The POC compared three test scenarios – manual execution isolated, manual execution end-to-end, and Tosca automated end-to-end – to see the differences in speed, ease, and confidence between manual versus automated testing of SAP S/4HANA and SAP Ariba workflows.

The manually executed isolated test scenario involved:

  • 2 people
  • 1 hour to execute
  • 2 human hours of effort to execute

But when the same seven test cases were tested with a manually executed end-to-end test scenario, the results showed increases in difficulty and time:

  • 5 people
  • 2 to 3 hours to execute
  • 13 human hours of effort to execute

In comparison, the results of the Tosca automated end-to-end test scenario showed:

  • 1 person
  • 25 minutes to execute
  • 10 minutes of effort to execute

The org’s internal analysis of manual versus automation shows that Tosca produced 288x faster test results and 78x less effort to execute. These numbers include the lead time from planning to the execution of results and include the massive time and effort savings from eliminating much manual coordination of multiple teams for each testing sprint.

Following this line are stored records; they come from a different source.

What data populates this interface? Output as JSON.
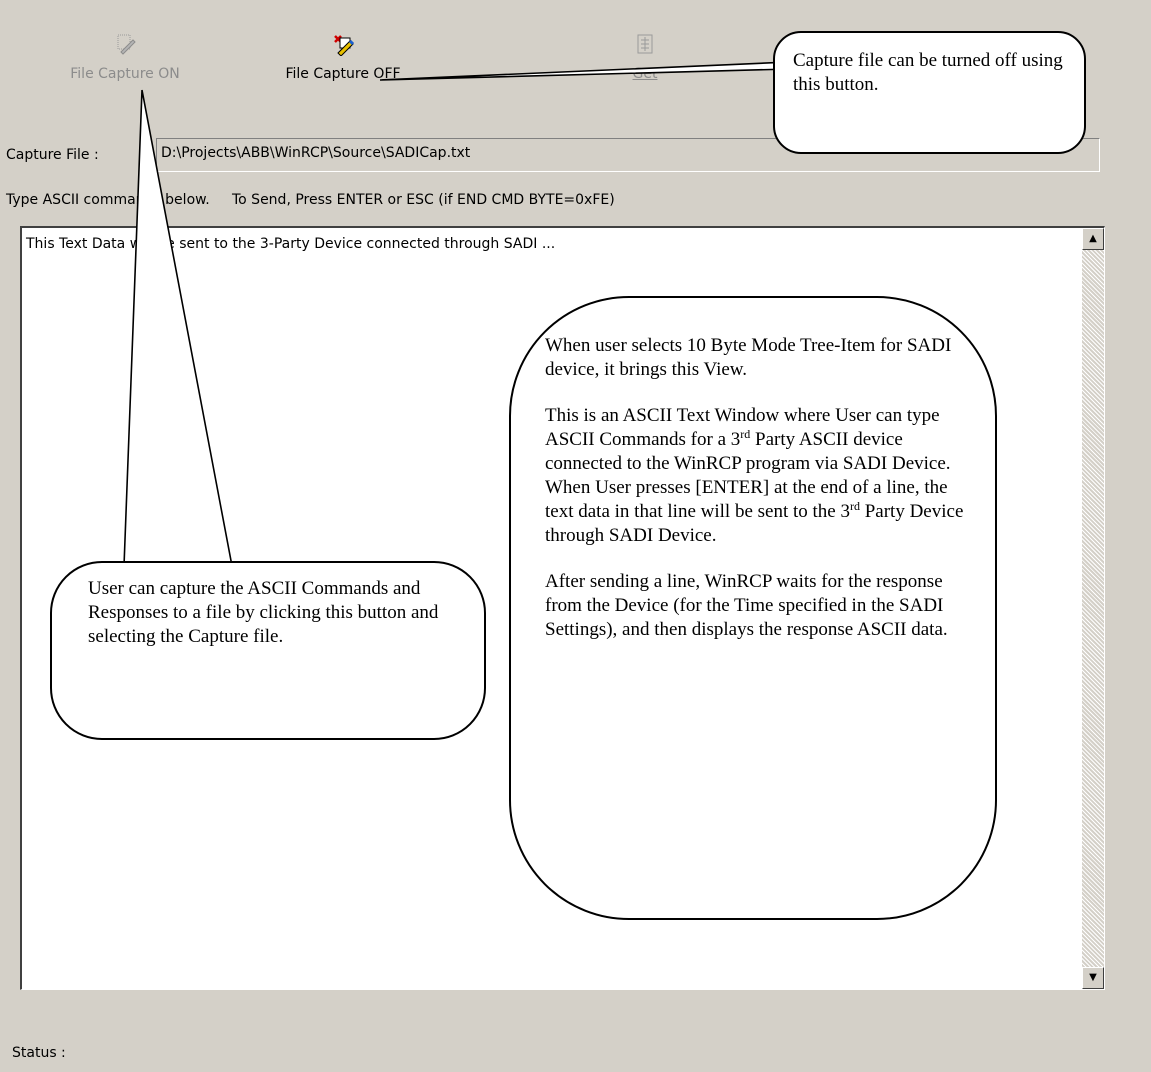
{
  "toolbar": {
    "capture_on_label": "File Capture ON",
    "capture_off_label": "File Capture OFF",
    "get_label": "Get"
  },
  "capture_file": {
    "label": "Capture File :",
    "value": "D:\\Projects\\ABB\\WinRCP\\Source\\SADICap.txt"
  },
  "instructions": "Type ASCII commands below.     To Send, Press ENTER or ESC (if END CMD BYTE=0xFE)",
  "text_area": {
    "content": "This Text Data will be sent to the 3-Party Device connected through SADI ..."
  },
  "status": {
    "label": "Status :"
  },
  "callouts": {
    "capture_off": "Capture file can be turned off using this button.",
    "capture_on": "User can capture the ASCII Commands and Responses to a file by clicking this button and selecting the Capture file.",
    "view_intro": "When user selects 10 Byte Mode Tree-Item for SADI device, it brings this  View.",
    "view_p2a": "This is an ASCII Text Window where User can type ASCII Commands for a 3",
    "view_p2_sup": "rd",
    "view_p2b": " Party ASCII device connected to the WinRCP program via SADI Device. When User presses [ENTER] at the end of a line, the text data in that line will be sent to the 3",
    "view_p2_sup2": "rd",
    "view_p2c": " Party Device through SADI Device.",
    "view_p3": "After sending a line, WinRCP waits for the response from the Device (for the Time specified in the SADI Settings), and then displays the response ASCII data."
  },
  "icons": {
    "capture_on": "pencil-file-icon",
    "capture_off": "pencil-cross-icon",
    "get": "get-icon"
  }
}
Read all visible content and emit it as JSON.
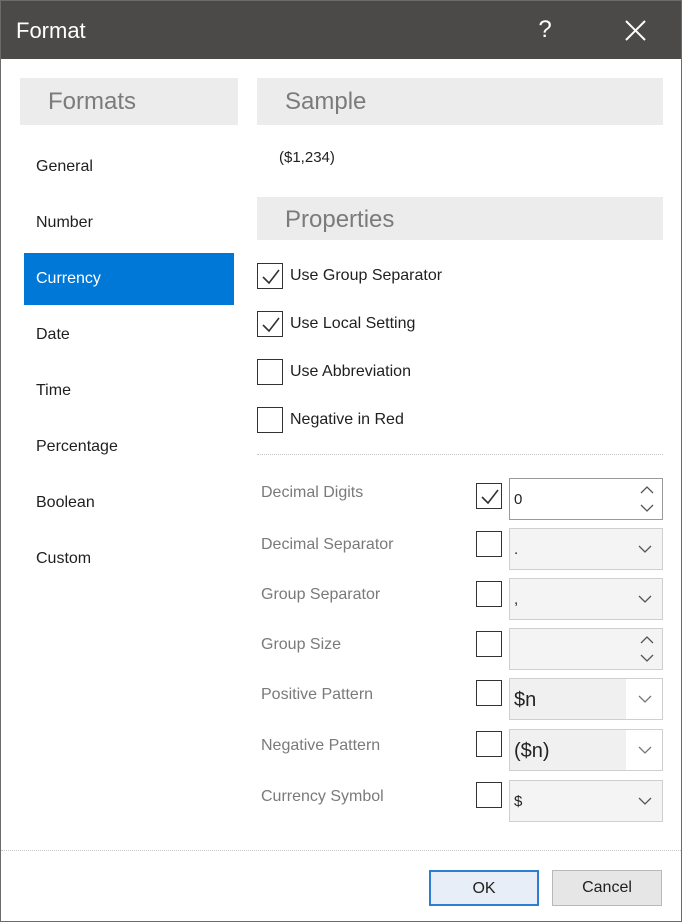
{
  "dialog": {
    "title": "Format",
    "help_label": "?"
  },
  "formats": {
    "header": "Formats",
    "items": [
      "General",
      "Number",
      "Currency",
      "Date",
      "Time",
      "Percentage",
      "Boolean",
      "Custom"
    ],
    "selected": "Currency"
  },
  "sample": {
    "header": "Sample",
    "value": "($1,234)"
  },
  "properties": {
    "header": "Properties",
    "options": [
      {
        "label": "Use Group Separator",
        "checked": true
      },
      {
        "label": "Use Local Setting",
        "checked": true
      },
      {
        "label": "Use Abbreviation",
        "checked": false
      },
      {
        "label": "Negative in Red",
        "checked": false
      }
    ],
    "fields": [
      {
        "label": "Decimal Digits",
        "checked": true,
        "value": "0",
        "control": "spinner"
      },
      {
        "label": "Decimal Separator",
        "checked": false,
        "value": ".",
        "control": "dropdown"
      },
      {
        "label": "Group Separator",
        "checked": false,
        "value": ",",
        "control": "dropdown"
      },
      {
        "label": "Group Size",
        "checked": false,
        "value": "",
        "control": "spinner"
      },
      {
        "label": "Positive Pattern",
        "checked": false,
        "value": "$n",
        "control": "combo"
      },
      {
        "label": "Negative Pattern",
        "checked": false,
        "value": "($n)",
        "control": "combo"
      },
      {
        "label": "Currency Symbol",
        "checked": false,
        "value": "$",
        "control": "dropdown"
      }
    ]
  },
  "buttons": {
    "ok": "OK",
    "cancel": "Cancel"
  },
  "colors": {
    "titlebar": "#4c4a48",
    "selection": "#0078d7",
    "header_bg": "#ececec",
    "label_gray": "#7a7a7a"
  }
}
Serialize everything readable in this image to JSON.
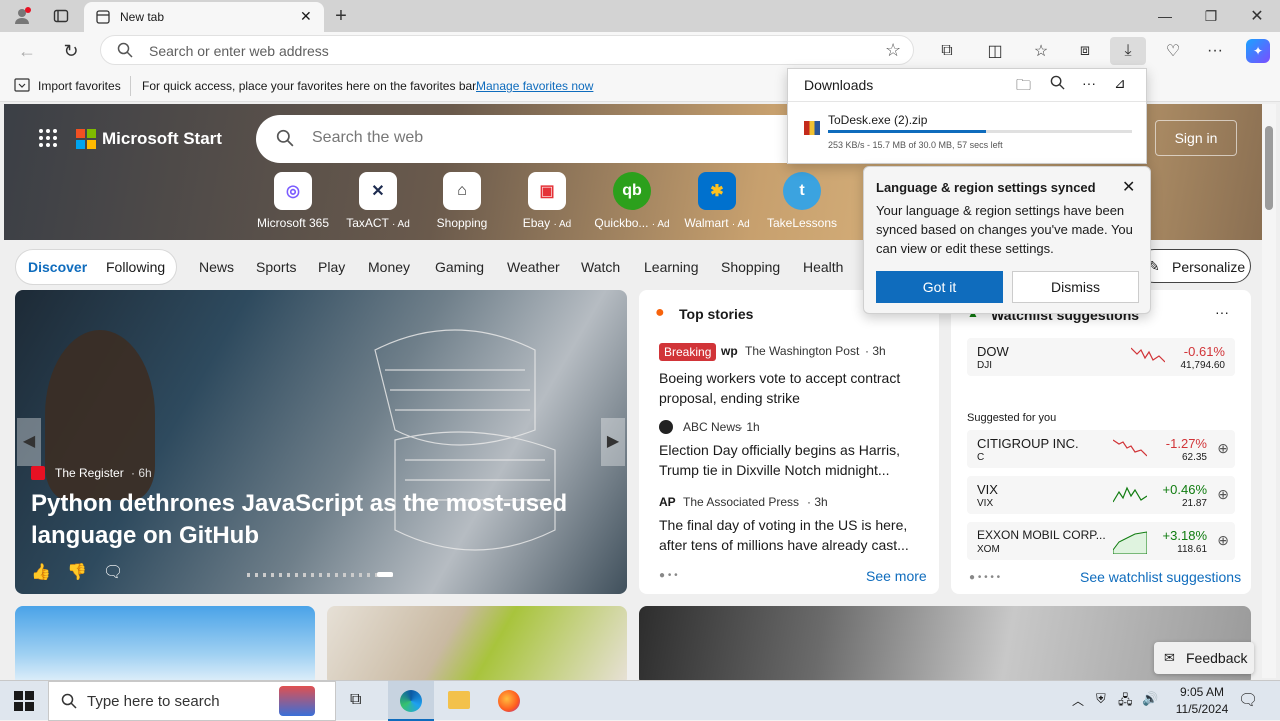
{
  "browser": {
    "tab_title": "New tab",
    "address_placeholder": "Search or enter web address",
    "favbar": {
      "import": "Import favorites",
      "hint": "For quick access, place your favorites here on the favorites bar.",
      "manage_link": "Manage favorites now"
    }
  },
  "downloads": {
    "title": "Downloads",
    "file_name": "ToDesk.exe (2).zip",
    "progress_fraction": 0.52,
    "status": "253 KB/s - 15.7 MB of 30.0 MB, 57 secs left"
  },
  "synced_popup": {
    "title": "Language & region settings synced",
    "body": "Your language & region settings have been synced based on changes you've made. You can view or edit these settings.",
    "got_it": "Got it",
    "dismiss": "Dismiss"
  },
  "msstart": {
    "brand": "Microsoft Start",
    "search_placeholder": "Search the web",
    "sign_in": "Sign in",
    "quick_links": [
      {
        "label": "Microsoft 365",
        "ad": ""
      },
      {
        "label": "TaxACT",
        "ad": "· Ad"
      },
      {
        "label": "Shopping",
        "ad": ""
      },
      {
        "label": "Ebay",
        "ad": "· Ad"
      },
      {
        "label": "Quickbo...",
        "ad": "· Ad"
      },
      {
        "label": "Walmart",
        "ad": "· Ad"
      },
      {
        "label": "TakeLessons",
        "ad": ""
      }
    ],
    "nav": {
      "discover": "Discover",
      "following": "Following",
      "items": [
        "News",
        "Sports",
        "Play",
        "Money",
        "Gaming",
        "Weather",
        "Watch",
        "Learning",
        "Shopping",
        "Health"
      ],
      "personalize": "Personalize"
    }
  },
  "hero_story": {
    "source": "The Register",
    "age": "· 6h",
    "headline": "Python dethrones JavaScript as the most-used language on GitHub"
  },
  "top_stories": {
    "title": "Top stories",
    "items": [
      {
        "badge": "Breaking",
        "source": "The Washington Post",
        "age": "· 3h",
        "headline": "Boeing workers vote to accept contract proposal, ending strike"
      },
      {
        "badge": "",
        "source": "ABC News",
        "age": "· 1h",
        "headline": "Election Day officially begins as Harris, Trump tie in Dixville Notch midnight..."
      },
      {
        "badge": "",
        "source": "The Associated Press",
        "age": "· 3h",
        "headline": "The final day of voting in the US is here, after tens of millions have already cast..."
      }
    ],
    "see_more": "See more"
  },
  "watchlist": {
    "title": "Watchlist suggestions",
    "suggested_label": "Suggested for you",
    "see_link": "See watchlist suggestions",
    "stocks": [
      {
        "name": "DOW",
        "ticker": "DJI",
        "change": "-0.61%",
        "price": "41,794.60",
        "dir": "down"
      },
      {
        "name": "CITIGROUP INC.",
        "ticker": "C",
        "change": "-1.27%",
        "price": "62.35",
        "dir": "down"
      },
      {
        "name": "VIX",
        "ticker": "VIX",
        "change": "+0.46%",
        "price": "21.87",
        "dir": "up"
      },
      {
        "name": "EXXON MOBIL CORP...",
        "ticker": "XOM",
        "change": "+3.18%",
        "price": "118.61",
        "dir": "up"
      }
    ]
  },
  "feedback": "Feedback",
  "taskbar": {
    "search_placeholder": "Type here to search",
    "time": "9:05 AM",
    "date": "11/5/2024"
  },
  "colors": {
    "accent": "#0f6cbd",
    "red": "#d13438",
    "green": "#107c10"
  }
}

The qualitative benefits of test automation

Under their previous test configuration, the team was forced to repeatedly extend the testing phase due to the time and effort required to manually execute these test cases. Now with test automation, they could achieve overall logistic simplification with quicker executions, less effort and costs, and earlier defect detection and resolution.

Some of the benefits achieved included:

  • Time savings: Automated scenarios execute faster, allowing for shorter testing phases.
  • Effort and cost reduction: Automating manual tasks reduces manual effort resulting in less effort and costs to test.
  • Earlier defect detection: Since efforts and costs to test are reduced, the tests can be done more often, and potential defects are found earlier.
  • Regression testing: The team is now able to check for regression after corrections are applied to the defects found during the testing phase.
  • Simplification of testing across different test data combinations: The team can check additional nuances within their test processes and can simply reuse the same automations and add the additional test data variants as appropriate.

The org also analyzed the qualitative benefits of applying automation for larger versus smaller end-to-end test scenarios and found these insights:

  • The scope included six end-to-end test scenarios, 151 test cases, and the test phase lasted seven weeks.
  • The smallest end-to-end scenario had seven test cases and the biggest had 58 test cases – the increased size increases the time and effort exponentially.
  • For resources, the testing team estimated it took 1,081 man-hours (the equivalent of 135 days) to execute 100% of the end-to-end scenarios.

“We looked at both smallish and bigger end-to-end scenarios because the approach to test management is different. We found that bigger scenarios require a different approach and exponentially more resources, time, people, and effort,” said the SAP Test Automation Architect.

After the successful POC, the team started offering E2E automation as an additional service to their stakeholders for further support, and the team is now in the early stages of its SAP S/4HANA migration, already seeing the benefits of test automation.

“One strength we saw in Tosca aside from the SAP partnership and the trust that it provides, is the tool really came into its own with its versatility in the systems it supports,” said the SAP Test Automation Architect. “We were able to help a lot of different teams, by supporting SAP Fiori, SAP Ariba, SAP GUI with the same tool, that other tools could not support”, as well as API testing and non-SAP tools, and web testing through multiple different UIs. We saw benefits in that application of test automation that we would not see with other tools right out-of-the-box.”

With plans for future total end-to-end test automation in place, the team can confidently move forward with the significant testing required for SAP S/4HANA migration. As a next step, the team is working on a plan to implement continuous performance testing for SAP with Tricentis NeoLoad.